Read the post if you want a laugh. Because of my limited but scarring experience with drunk holiday hunters, my overall impression wasn’t positive. But I learned, slowly, that not all hunters are crazy fools, and that it is a sport to be respected.

I re-read the post myself, because I remember the emotional phase well – me trying to reconcile the fact that my husband owned a shotgun and shot living birds – him trying to get over me being nuts. Let’s just say that over the years I’ve relaxed a bit.

So it was just a couple years ago that I actually gave pheasant a shot, no pun intended. I made a recipe called Pheasant with Green Chiles that I’d made before with chicken breasts.

When I made the pheasant with green chiles, I wrote that the next time I’d sous vide the pheasant breasts. If the sous vide process would do the same for pheasant as it does for chicken breasts, then the pheasant would be moist and tender. So that’s what I decided to do, although I dragged my feet for a while, reluctantly accepting 4 whole pheasant breasts after a recent hunting expedition.

I cleaned the pheasants, because there are always remnant feathers, and dried them on paper towels. I seasoned the breasts with salt, pepper, and a little thyme.

I put the whole breasts in a vacuum sealable bag. I added 4 tablespoons of butter, a sprig of fresh sage, and vacuum sealed the bag carefully.

I set my sous vide at 135 degrees Farenheit, and the pheasants were in for 3 hours.

After cooking I put the bag immediately in the refrigerator.
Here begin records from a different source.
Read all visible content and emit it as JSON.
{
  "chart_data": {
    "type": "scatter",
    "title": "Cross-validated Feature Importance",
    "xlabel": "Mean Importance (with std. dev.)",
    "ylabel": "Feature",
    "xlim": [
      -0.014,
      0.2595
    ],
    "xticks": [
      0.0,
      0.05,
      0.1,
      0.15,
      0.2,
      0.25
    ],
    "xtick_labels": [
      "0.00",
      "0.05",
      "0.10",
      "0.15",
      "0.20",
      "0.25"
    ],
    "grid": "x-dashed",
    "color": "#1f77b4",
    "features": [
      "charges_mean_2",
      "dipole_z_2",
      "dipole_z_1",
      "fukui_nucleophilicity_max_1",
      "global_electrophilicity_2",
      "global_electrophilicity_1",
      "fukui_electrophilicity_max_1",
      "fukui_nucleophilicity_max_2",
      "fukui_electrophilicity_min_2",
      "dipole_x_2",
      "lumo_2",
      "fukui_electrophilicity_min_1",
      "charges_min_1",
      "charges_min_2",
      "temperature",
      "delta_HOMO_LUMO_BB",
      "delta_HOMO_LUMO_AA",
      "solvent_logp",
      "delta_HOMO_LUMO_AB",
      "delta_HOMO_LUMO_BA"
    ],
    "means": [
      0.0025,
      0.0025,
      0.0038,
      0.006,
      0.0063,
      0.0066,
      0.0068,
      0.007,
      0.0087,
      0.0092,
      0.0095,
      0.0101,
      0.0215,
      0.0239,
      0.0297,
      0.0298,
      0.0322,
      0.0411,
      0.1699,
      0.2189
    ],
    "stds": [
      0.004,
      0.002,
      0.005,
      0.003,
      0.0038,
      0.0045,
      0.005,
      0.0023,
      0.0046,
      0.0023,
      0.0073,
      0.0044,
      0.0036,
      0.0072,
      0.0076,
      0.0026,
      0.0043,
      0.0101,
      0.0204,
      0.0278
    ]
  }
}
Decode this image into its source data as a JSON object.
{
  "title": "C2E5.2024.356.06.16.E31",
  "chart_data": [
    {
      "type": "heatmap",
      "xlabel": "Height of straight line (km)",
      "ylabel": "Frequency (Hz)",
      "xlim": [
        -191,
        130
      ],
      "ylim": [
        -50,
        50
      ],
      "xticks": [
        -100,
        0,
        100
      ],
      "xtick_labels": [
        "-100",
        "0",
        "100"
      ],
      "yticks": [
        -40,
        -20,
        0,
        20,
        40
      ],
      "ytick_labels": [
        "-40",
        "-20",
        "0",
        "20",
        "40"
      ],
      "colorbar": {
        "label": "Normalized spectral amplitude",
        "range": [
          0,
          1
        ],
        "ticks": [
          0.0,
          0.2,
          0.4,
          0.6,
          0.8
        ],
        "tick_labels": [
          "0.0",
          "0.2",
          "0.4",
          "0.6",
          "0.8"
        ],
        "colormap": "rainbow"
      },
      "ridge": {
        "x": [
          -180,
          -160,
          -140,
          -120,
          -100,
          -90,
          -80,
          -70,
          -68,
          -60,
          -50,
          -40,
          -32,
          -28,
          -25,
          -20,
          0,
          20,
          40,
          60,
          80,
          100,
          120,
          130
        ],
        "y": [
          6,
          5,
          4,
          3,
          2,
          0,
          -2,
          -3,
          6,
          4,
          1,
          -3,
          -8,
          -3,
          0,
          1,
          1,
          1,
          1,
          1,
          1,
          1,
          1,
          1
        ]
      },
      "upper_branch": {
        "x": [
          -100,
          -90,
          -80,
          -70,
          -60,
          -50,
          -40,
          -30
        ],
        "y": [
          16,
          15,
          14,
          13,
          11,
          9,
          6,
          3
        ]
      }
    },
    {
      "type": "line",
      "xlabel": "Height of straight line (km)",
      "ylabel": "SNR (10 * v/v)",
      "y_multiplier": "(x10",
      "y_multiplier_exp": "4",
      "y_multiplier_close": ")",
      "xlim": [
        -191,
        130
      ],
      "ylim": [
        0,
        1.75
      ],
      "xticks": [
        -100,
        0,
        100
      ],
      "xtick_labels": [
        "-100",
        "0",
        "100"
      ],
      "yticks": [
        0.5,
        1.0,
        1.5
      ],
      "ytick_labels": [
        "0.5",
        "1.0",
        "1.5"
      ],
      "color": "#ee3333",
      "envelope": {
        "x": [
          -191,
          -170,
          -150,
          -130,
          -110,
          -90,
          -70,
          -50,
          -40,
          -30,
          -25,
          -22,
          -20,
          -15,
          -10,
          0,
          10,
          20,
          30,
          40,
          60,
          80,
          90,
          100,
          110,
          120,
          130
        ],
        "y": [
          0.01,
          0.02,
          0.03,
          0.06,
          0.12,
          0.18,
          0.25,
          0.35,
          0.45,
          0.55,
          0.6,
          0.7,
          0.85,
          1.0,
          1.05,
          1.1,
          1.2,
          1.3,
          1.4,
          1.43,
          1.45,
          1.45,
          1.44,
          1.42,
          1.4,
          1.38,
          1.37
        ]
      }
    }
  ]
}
You can also use an ice bath to cool off the meat quickly.

When you are close to serving the pheasant breasts, remove the bag from the refrigerator. Drain the pheasants if you want to save the jus.

Cut the breasts from the rib bones and lay them out. Dab with paper towels to remove any excess liquid. Season with salt and pepper.
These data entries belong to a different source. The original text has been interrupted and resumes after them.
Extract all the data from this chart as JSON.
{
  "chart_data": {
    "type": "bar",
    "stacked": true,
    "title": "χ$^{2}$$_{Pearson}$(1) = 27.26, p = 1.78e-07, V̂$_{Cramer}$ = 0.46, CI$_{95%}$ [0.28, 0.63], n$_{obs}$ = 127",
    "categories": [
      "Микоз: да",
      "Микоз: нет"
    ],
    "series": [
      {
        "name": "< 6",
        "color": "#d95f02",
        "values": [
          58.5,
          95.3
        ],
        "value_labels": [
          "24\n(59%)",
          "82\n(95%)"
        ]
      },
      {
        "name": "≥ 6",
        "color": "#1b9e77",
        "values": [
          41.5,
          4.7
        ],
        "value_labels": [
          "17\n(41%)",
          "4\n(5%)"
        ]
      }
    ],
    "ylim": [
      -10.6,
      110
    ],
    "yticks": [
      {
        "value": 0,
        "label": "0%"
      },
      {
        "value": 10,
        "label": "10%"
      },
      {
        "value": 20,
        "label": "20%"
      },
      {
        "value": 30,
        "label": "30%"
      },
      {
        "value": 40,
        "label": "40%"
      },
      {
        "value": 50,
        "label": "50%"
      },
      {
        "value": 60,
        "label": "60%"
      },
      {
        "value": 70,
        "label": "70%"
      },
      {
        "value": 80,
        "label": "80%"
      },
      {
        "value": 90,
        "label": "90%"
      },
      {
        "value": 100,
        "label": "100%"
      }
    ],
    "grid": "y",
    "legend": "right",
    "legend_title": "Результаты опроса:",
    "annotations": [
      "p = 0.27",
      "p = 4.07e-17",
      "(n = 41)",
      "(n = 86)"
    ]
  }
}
In a skillet over high heat, brown the breasts in a little oil, just for about 30 seconds per side.

For something different, I decided to use the pheasant in a composed salad.
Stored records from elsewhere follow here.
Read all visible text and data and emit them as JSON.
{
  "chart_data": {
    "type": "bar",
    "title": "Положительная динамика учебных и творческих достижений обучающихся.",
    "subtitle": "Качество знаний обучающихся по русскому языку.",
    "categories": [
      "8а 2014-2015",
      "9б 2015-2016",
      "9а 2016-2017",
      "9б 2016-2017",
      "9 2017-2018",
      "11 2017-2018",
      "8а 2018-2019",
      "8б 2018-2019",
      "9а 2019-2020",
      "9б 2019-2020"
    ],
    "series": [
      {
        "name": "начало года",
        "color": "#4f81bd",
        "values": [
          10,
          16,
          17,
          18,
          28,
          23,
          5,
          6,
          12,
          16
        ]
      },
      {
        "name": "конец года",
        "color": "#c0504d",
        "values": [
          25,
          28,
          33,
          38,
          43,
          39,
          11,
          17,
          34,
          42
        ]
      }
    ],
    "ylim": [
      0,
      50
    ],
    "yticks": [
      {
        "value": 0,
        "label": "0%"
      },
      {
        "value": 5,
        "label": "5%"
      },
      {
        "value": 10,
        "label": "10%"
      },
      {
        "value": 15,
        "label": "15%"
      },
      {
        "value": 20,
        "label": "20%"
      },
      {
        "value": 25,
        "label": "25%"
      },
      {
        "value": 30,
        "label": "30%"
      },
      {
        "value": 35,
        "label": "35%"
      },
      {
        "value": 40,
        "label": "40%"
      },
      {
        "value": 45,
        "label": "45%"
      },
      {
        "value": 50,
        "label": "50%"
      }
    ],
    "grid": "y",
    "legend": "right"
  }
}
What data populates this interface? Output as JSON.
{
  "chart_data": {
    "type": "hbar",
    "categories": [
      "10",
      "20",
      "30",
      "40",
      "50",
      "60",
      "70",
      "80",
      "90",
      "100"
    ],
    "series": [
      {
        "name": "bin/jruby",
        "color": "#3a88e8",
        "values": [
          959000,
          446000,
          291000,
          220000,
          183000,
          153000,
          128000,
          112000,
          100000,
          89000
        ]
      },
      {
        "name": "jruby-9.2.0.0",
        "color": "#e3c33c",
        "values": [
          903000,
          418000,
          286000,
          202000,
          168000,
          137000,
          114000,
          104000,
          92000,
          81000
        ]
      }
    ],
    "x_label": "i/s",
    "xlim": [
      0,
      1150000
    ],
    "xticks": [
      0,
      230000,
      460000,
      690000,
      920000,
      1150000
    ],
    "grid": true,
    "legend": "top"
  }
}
Along with lettuce, I added red cabbage, tomatoes, barley, and feta cheese.

The dressing was lemon pesto, which went really well with the pheasant.

The pheasant cooked this way is superb. As expected, the meat was tender, moist, and flavorful.

I cooked the pheasant on the day our time sprung forward, and so because I used two different clocks, only one of which had the proper time on it, the breasts were actually in the sous vide 30 minutes longer than planned. Fortunately that had no difference on the outcome!

Sous vide is the only way I’ll cook pheasant in the future. And I won’t be so hesitant to have my husband bring them home!